Thread: Why does create_gather_merge_plan need make_sort?

Why does create_gather_merge_plan need make_sort?

From
James Coleman
Date:
While looking at another issue I noticed that create_gather_merge_plan
calls make_sort if the subplan isn't sufficiently sorted. In all of
the cases I've seen where a gather merge path (not plan) is created
the input path is expected to be properly sorted, so I was wondering
if anyone happened to know what case is being handled by the make_sort
call. Removing it doesn't seem to break any tests.

Thanks,
James



Re: Why does create_gather_merge_plan need make_sort?

From
Tomas Vondra
Date:
On 11/20/20 11:24 PM, James Coleman wrote:
> While looking at another issue I noticed that create_gather_merge_plan
> calls make_sort if the subplan isn't sufficiently sorted. In all of
> the cases I've seen where a gather merge path (not plan) is created
> the input path is expected to be properly sorted, so I was wondering
> if anyone happened to know what case is being handled by the make_sort
> call. Removing it doesn't seem to break any tests.
> 

Yeah, I think you're right this is dead code, essentially. We're only
ever calling create_gather_merge_path() with pathkeys matching the
subpath. And it's like that on REL_12_STABLE too, i.e. before the
incremental sort was introduced.


regards

-- 
Tomas Vondra
EnterpriseDB: http://www.enterprisedb.com
The Enterprise PostgreSQL Company



Re: Why does create_gather_merge_plan need make_sort?

From
Tom Lane
Date:
Tomas Vondra <tomas.vondra@enterprisedb.com> writes:
> On 11/20/20 11:24 PM, James Coleman wrote:
>> While looking at another issue I noticed that create_gather_merge_plan
>> calls make_sort if the subplan isn't sufficiently sorted. In all of
>> the cases I've seen where a gather merge path (not plan) is created
>> the input path is expected to be properly sorted, so I was wondering
>> if anyone happened to know what case is being handled by the make_sort
>> call. Removing it doesn't seem to break any tests.
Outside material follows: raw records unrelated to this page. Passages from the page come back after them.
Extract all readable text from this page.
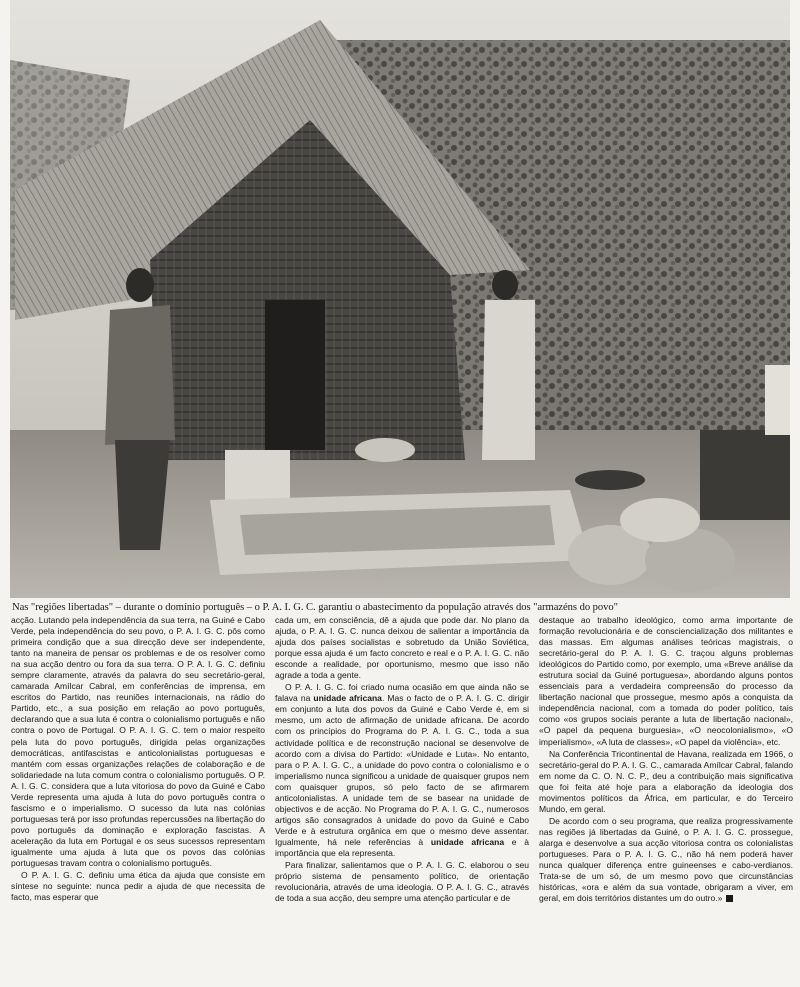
Nas "regiões libertadas" – durante o domínio português – o P. A. I. G. C. garantiu o abastecimento da população através dos "armazéns do povo"

acção. Lutando pela independência da sua terra, na Guiné e Cabo Verde, pela independência do seu povo, o P. A. I. G. C. pôs como primeira condição que a sua direcção deve ser independente, tanto na maneira de pensar os problemas e de os resolver como na sua acção dentro ou fora da sua terra. O P. A. I. G. C. definiu sempre claramente, através da palavra do seu secretário-geral, camarada Amílcar Cabral, em conferências de imprensa, em escritos do Partido, nas reuniões internacionais, na rádio do Partido, etc., a sua posição em relação ao povo português, declarando que a sua luta é contra o colonialismo português e não contra o povo de Portugal. O P. A. I. G. C. tem o maior respeito pela luta do povo português, dirigida pelas organizações democráticas, antifascistas e anticolonialistas portuguesas e mantém com essas organizações relações de colaboração e de solidariedade na luta comum contra o colonialismo português. O P. A. I. G. C. considera que a luta vitoriosa do povo da Guiné e Cabo Verde representa uma ajuda à luta do povo português contra o fascismo e o imperialismo. O sucesso da luta nas colónias portuguesas terá por isso profundas repercussões na libertação do povo português da dominação e exploração fascistas. A aceleração da luta em Portugal e os seus sucessos representam igualmente uma ajuda à luta que os povos das colónias portuguesas travam contra o colonialismo português.

O P. A. I. G. C. definiu uma ética da ajuda que consiste em síntese no seguinte: nunca pedir a ajuda de que necessita de facto, mas esperar que

cada um, em consciência, dê a ajuda que pode dar. No plano da ajuda, o P. A. I. G. C. nunca deixou de salientar a importância da ajuda dos países socialistas e sobretudo da União Soviética, porque essa ajuda é um facto concreto e real e o P. A. I. G. C. não esconde a realidade, por oportunismo, mesmo que isso não agrade a toda a gente.

O P. A. I. G. C. foi criado numa ocasião em que ainda não se falava na unidade africana. Mas o facto de o P. A. I. G. C. dirigir em conjunto a luta dos povos da Guiné e Cabo Verde é, em si mesmo, um acto de afirmação de unidade africana. De acordo com os princípios do Programa do P. A. I. G. C., toda a sua actividade política e de reconstrução nacional se desenvolve de acordo com a divisa do Partido: «Unidade e Luta». No entanto, para o P. A. I. G. C., a unidade do povo contra o colonialismo e o imperialismo nunca significou a unidade de quaisquer grupos nem com quaisquer grupos, só pelo facto de se afirmarem anticolonialistas. A unidade tem de se basear na unidade de objectivos e de acção. No Programa do P. A. I. G. C., numerosos artigos são consagrados à unidade do povo da Guiné e Cabo Verde e à estrutura orgânica em que o mesmo deve assentar. Igualmente, há nele referências à unidade africana e à importância que ela representa.

Para finalizar, salientamos que o P. A. I. G. C. elaborou o seu próprio sistema de pensamento político, de orientação revolucionária, através de uma ideologia. O P. A. I. G. C., através de toda a sua acção, deu sempre uma atenção particular e de

destaque ao trabalho ideológico, como arma importante de formação revolucionária e de consciencialização dos militantes e das massas. Em algumas análises teóricas magistrais, o secretário-geral do P. A. I. G. C. traçou alguns problemas ideológicos do Partido como, por exemplo, uma «Breve análise da estrutura social da Guiné portuguesa», abordando alguns pontos essenciais para a verdadeira compreensão do processo da libertação nacional que prossegue, mesmo após a conquista da independência nacional, com a tomada do poder político, tais como «os grupos sociais perante a luta de libertação nacional», «O papel da pequena burguesia», «O neocolonialismo», «O imperialismo», «A luta de classes», «O papel da violência», etc.

Na Conferência Tricontinental de Havana, realizada em 1966, o secretário-geral do P. A. I. G. C., camarada Amílcar Cabral, falando em nome da C. O. N. C. P., deu a contribuição mais significativa que foi feita até hoje para a elaboração da ideologia dos movimentos políticos da África, em particular, e do Terceiro Mundo, em geral.

De acordo com o seu programa, que realiza progressivamente nas regiões já libertadas da Guiné, o P. A. I. G. C. prossegue, alarga e desenvolve a sua acção vitoriosa contra os colonialistas portugueses. Para o P. A. I. G. C., não há nem poderá haver nunca qualquer diferença entre guineenses e cabo-verdianos. Trata-se de um só, de um mesmo povo que circunstâncias históricas, «ora e além da sua vontade, obrigaram a viver, em geral, em dois territórios distantes um do outro.»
> Yeah, I think you're right this is dead code, essentially. We're only
> ever calling create_gather_merge_path() with pathkeys matching the
> subpath. And it's like that on REL_12_STABLE too, i.e. before the
> incremental sort was introduced.

It's probably there by analogy to the other callers of
prepare_sort_from_pathkeys, which all do at least a conditional
make_sort().  I'd be inclined to leave it there; it's cheap insurance
against somebody weakening the existing behavior.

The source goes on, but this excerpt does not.